Quando arriverà il vaccino?

Il 13 novembre 2020, nel corso di una conferenza stampa, il commissario straordinario per l’emergenza sanitaria Domenico Arcuri ha affermato che, già a fine gennaio 2021, si conta di vaccinare le prime persone in Italia.

Incaricato di gestire, assieme alle Regioni, la realizzazione di un Covid hotel in ogni provincia, ha specificato che non sarà per tutti. Un utile riferimento è la bozza del piano citata da Gianni Rezza nel corso della conferenza stampa con i dati del monitoraggio settimanale dell’Istituto Superiore di Sanità.

In questo contesto, parlando del vaccino per il Covid Rezza ha affermato che si sta perfezionando una riflessione con le Regioni e che nei prossimi giorni – la conferenza dell’ISS ha avuto luogo venerdì 14 novembre – il Ministero darà informazioni.

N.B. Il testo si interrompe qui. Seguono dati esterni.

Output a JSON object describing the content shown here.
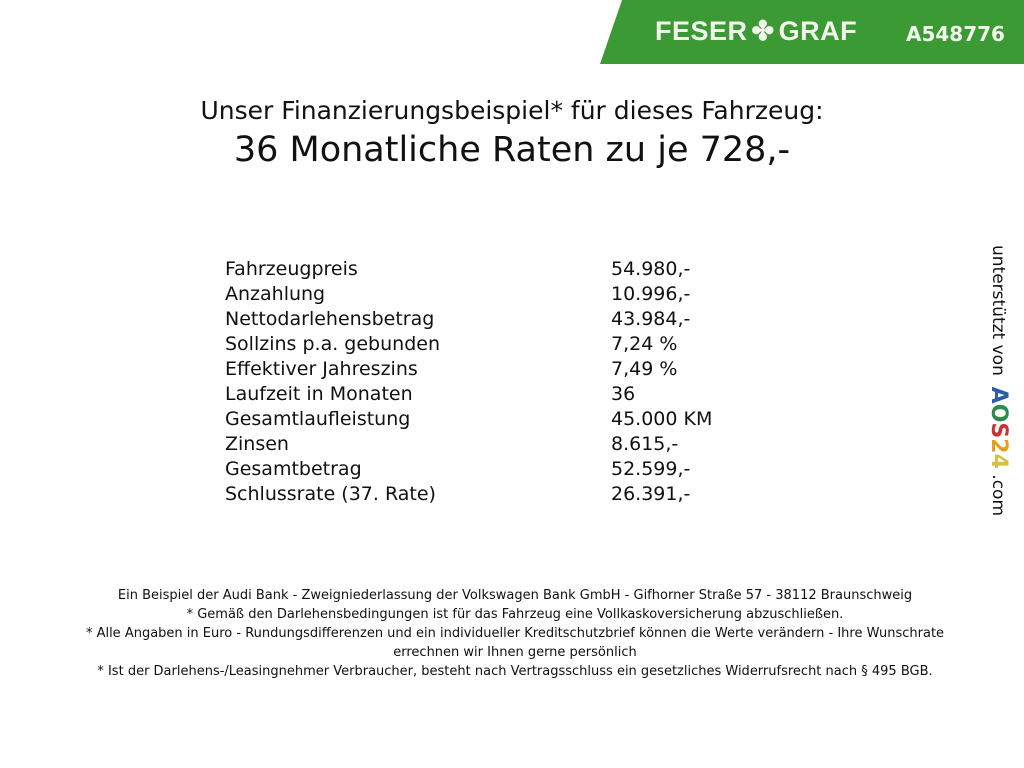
{
  "header": {
    "brand": "FESER",
    "brand2": "GRAF",
    "clover_icon": "clover-icon",
    "code": "A548776",
    "color": "#3c9a35"
  },
  "title": {
    "line1": "Unser Finanzierungsbeispiel* für dieses Fahrzeug:",
    "line2": "36 Monatliche Raten zu je 728,-"
  },
  "rows": [
    {
      "label": "Fahrzeugpreis",
      "value": "54.980,-"
    },
    {
      "label": "Anzahlung",
      "value": "10.996,-"
    },
    {
      "label": "Nettodarlehensbetrag",
      "value": "43.984,-"
    },
    {
      "label": "Sollzins p.a. gebunden",
      "value": "7,24 %"
    },
    {
      "label": "Effektiver Jahreszins",
      "value": "7,49 %"
    },
    {
      "label": "Laufzeit in Monaten",
      "value": "36"
    },
    {
      "label": "Gesamtlaufleistung",
      "value": "45.000 KM"
    },
    {
      "label": "Zinsen",
      "value": "8.615,-"
    },
    {
      "label": "Gesamtbetrag",
      "value": "52.599,-"
    },
    {
      "label": "Schlussrate (37. Rate)",
      "value": "26.391,-"
    }
  ],
  "footer": [
    "Ein Beispiel der Audi Bank - Zweigniederlassung der Volkswagen Bank GmbH - Gifhorner Straße 57 - 38112 Braunschweig",
    "* Gemäß den Darlehensbedingungen ist für das Fahrzeug eine Vollkaskoversicherung abzuschließen.",
    "* Alle Angaben in Euro - Rundungsdifferenzen und ein individueller Kreditschutzbrief können die Werte verändern - Ihre Wunschrate errechnen wir Ihnen gerne persönlich",
    "* Ist der Darlehens-/Leasingnehmer Verbraucher, besteht nach Vertragsschluss ein gesetzliches Widerrufsrecht nach § 495 BGB."
  ],
  "sidebar": {
    "text": "unterstützt von",
    "logo": "AOS24",
    ".com": ".com"
  }
}
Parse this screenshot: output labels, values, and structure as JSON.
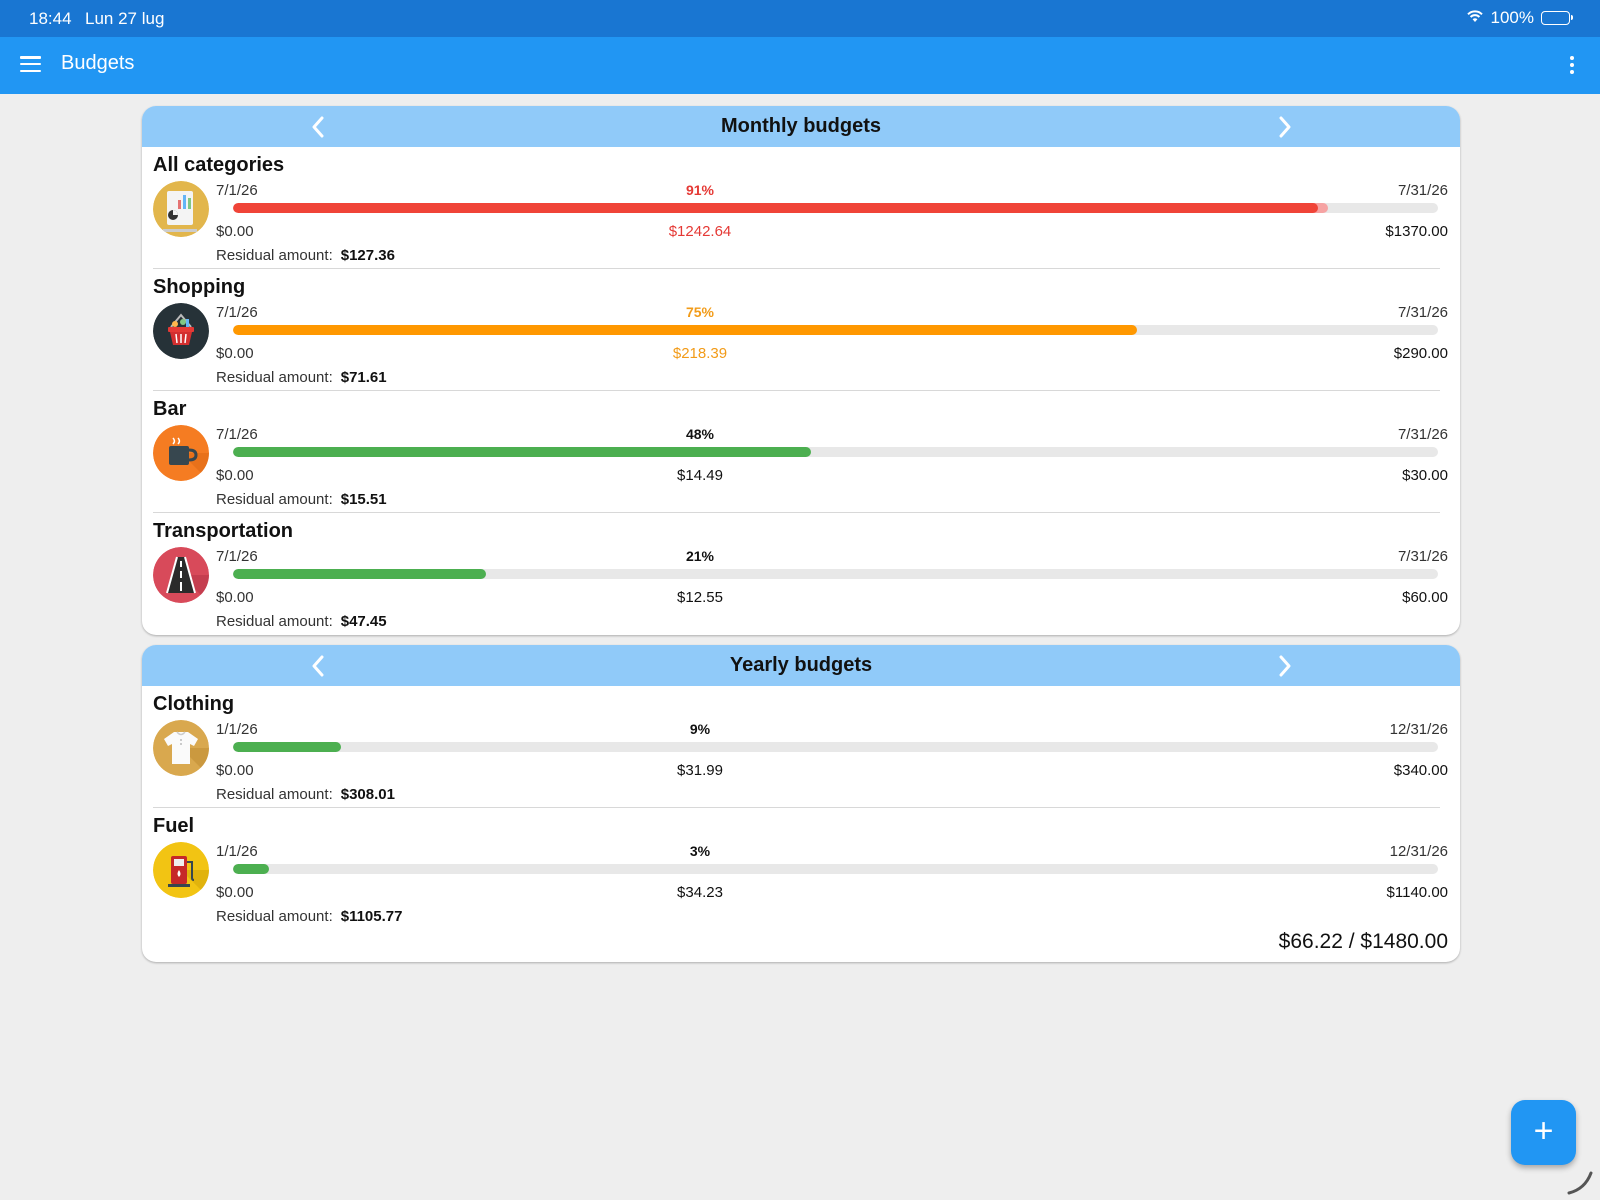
{
  "status_bar": {
    "time": "18:44",
    "date": "Lun 27 lug",
    "battery": "100%"
  },
  "app_bar": {
    "title": "Budgets"
  },
  "monthly": {
    "header": "Monthly budgets",
    "items": [
      {
        "name": "All categories",
        "start": "7/1/26",
        "end": "7/31/26",
        "percent": "91%",
        "progress": 0.9,
        "min": "$0.00",
        "spent": "$1242.64",
        "max": "$1370.00",
        "residual_label": "Residual amount:",
        "residual": "$127.36",
        "color": "#f04438",
        "icon": "all-categories-icon"
      },
      {
        "name": "Shopping",
        "start": "7/1/26",
        "end": "7/31/26",
        "percent": "75%",
        "progress": 0.75,
        "min": "$0.00",
        "spent": "$218.39",
        "max": "$290.00",
        "residual_label": "Residual amount:",
        "residual": "$71.61",
        "color": "#ff9800",
        "icon": "shopping-basket-icon"
      },
      {
        "name": "Bar",
        "start": "7/1/26",
        "end": "7/31/26",
        "percent": "48%",
        "progress": 0.48,
        "min": "$0.00",
        "spent": "$14.49",
        "max": "$30.00",
        "residual_label": "Residual amount:",
        "residual": "$15.51",
        "color": "#4caf50",
        "icon": "coffee-cup-icon"
      },
      {
        "name": "Transportation",
        "start": "7/1/26",
        "end": "7/31/26",
        "percent": "21%",
        "progress": 0.21,
        "min": "$0.00",
        "spent": "$12.55",
        "max": "$60.00",
        "residual_label": "Residual amount:",
        "residual": "$47.45",
        "color": "#4caf50",
        "icon": "road-icon"
      }
    ]
  },
  "yearly": {
    "header": "Yearly budgets",
    "items": [
      {
        "name": "Clothing",
        "start": "1/1/26",
        "end": "12/31/26",
        "percent": "9%",
        "progress": 0.09,
        "min": "$0.00",
        "spent": "$31.99",
        "max": "$340.00",
        "residual_label": "Residual amount:",
        "residual": "$308.01",
        "color": "#4caf50",
        "icon": "shirt-icon"
      },
      {
        "name": "Fuel",
        "start": "1/1/26",
        "end": "12/31/26",
        "percent": "3%",
        "progress": 0.03,
        "min": "$0.00",
        "spent": "$34.23",
        "max": "$1140.00",
        "residual_label": "Residual amount:",
        "residual": "$1105.77",
        "color": "#4caf50",
        "icon": "fuel-pump-icon"
      }
    ],
    "total": "$66.22 / $1480.00"
  },
  "fab": {
    "label": "+"
  }
}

Tornando al commissario Domenico Arcuri, facciamo presente che si occuperà di tutto quello che riguarda il trasporto, l’organizzazione, la logistica e la conservazione delle dosi. Franco Locatelli, Presidente del Consiglio Superiore di Sanità, ha dichiarato che, nonostante gli oggettivi problemi relativi alla catena del freddo, il Ministero della Salute non si è fatto trovare impreparato ed è in grado di gestire questo aspetto della logistica.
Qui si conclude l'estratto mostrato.